If people are upset over this, shouldn’t they have voiced some sort of opposition during the “Opposition Phase.”
The whole trademark system needs to be overhauled, along with the patent system, but it seems like there are at least some checks. If someone was keen enough to notice that it was being issued, shouldn’t they have caught on when it was open to opposition?
Those who can’t do, patent.
On the other side, Apple is getting owned by cloud computing.
It’s Dell. Like they have done anything worth while in a decade. They will have the copyright for all of ten minutes when someone will say we’ve done it first and their copyright will go to pot.
I think the Beijing 2008 Olympics have the patent on cloud computing. For proof just look at the air in Beijing. I think Dell has the patent on customer care OOP!
What Dell meant to say is ‘We have our heads in the clouds’.
“Dude, you’re going to hell!” ~ Dumbass Dell Guy
Just gonna be a “Brand” Name, if Michael gets away with it !!! But call it what it really is: METERED COMPUTING UTILITY – FOR $$$S OF COURSE !!!
I liked Dell much better when they were publishing comic books.
I think I’m going to copyright the note E-flat, the letter E and the sound usually spelled “eh”. So don’t use any of those things without I get PAID!
Then I think I’ll patent the gene that codes for hemoglobin. Don’t any of you even THINK about illegally manufacturing your own, now! Y’hear me?

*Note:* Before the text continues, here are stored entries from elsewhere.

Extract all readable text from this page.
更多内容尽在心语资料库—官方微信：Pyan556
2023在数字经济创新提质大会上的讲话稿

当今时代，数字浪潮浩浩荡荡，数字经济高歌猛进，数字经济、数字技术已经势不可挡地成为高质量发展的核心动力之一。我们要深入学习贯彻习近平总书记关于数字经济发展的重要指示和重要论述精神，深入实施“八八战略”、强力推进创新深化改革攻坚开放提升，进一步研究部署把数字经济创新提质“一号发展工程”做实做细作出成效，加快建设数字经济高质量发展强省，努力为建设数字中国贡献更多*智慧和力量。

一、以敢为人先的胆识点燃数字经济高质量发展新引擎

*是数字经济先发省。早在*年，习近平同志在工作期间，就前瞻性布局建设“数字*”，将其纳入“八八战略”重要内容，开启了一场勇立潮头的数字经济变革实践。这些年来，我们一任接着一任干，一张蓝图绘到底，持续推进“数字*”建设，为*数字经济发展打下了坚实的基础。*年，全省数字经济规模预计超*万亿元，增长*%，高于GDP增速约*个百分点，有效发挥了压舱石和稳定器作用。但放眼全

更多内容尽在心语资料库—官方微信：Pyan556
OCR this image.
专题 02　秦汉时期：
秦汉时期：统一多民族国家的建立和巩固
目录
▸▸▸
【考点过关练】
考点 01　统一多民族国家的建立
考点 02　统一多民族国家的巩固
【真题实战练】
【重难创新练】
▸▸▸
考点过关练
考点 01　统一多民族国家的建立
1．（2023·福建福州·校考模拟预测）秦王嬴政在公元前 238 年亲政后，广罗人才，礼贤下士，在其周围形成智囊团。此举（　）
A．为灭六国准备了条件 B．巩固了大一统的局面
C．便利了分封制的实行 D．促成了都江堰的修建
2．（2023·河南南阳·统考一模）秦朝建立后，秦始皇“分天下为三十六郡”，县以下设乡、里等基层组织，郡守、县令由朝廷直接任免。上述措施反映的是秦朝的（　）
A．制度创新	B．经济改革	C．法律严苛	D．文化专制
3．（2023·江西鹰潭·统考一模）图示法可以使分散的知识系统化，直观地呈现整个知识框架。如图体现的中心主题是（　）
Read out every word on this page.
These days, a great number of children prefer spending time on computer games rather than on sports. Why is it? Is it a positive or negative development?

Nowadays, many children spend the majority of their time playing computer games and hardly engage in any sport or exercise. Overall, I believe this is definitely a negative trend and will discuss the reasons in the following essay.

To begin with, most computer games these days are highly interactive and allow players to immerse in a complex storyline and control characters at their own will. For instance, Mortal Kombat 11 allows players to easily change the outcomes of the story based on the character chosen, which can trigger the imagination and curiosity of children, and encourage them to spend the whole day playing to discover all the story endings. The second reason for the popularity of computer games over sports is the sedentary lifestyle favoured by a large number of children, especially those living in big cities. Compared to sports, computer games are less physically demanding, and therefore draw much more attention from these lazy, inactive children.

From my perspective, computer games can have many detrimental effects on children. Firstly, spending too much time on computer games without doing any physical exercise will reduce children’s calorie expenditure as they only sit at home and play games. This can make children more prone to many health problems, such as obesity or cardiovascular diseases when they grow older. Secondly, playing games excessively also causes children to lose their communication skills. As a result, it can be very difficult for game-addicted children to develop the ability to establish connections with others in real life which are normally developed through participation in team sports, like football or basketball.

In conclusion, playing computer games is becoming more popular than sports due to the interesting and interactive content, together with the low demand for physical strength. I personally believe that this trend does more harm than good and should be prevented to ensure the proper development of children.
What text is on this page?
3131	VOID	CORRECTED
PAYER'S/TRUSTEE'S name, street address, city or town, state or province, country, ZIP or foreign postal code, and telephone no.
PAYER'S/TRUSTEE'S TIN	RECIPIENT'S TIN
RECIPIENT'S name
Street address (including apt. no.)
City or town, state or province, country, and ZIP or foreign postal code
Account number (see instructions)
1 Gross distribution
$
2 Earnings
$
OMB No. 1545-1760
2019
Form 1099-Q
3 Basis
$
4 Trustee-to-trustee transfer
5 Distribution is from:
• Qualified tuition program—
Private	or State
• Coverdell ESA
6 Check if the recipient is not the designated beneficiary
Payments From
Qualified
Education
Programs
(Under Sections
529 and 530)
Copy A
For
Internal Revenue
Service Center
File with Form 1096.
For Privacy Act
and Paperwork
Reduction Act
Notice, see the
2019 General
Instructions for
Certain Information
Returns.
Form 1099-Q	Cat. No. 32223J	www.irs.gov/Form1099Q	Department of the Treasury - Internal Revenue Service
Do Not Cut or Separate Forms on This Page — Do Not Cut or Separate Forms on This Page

The main problem with picking up such trademarks is that the USPTO publishes for opposition in an inconvenient format (eg PDF), monthly (so we lose up to a month) and for a relatively short period (30 days).
Even if we got the trademarks in a sensible format, thanks to the Madrid protocol (which allows trademarks registered in a treaty country to be extended to others within 6 months) we may well have to monitor *all* 80 countries. There is still the opportunity for nations to object/reject but I’m not sure there’s the same publication period (IANAL).
That’s obviously a big job, though much of it could be automated (eg with clever regexps).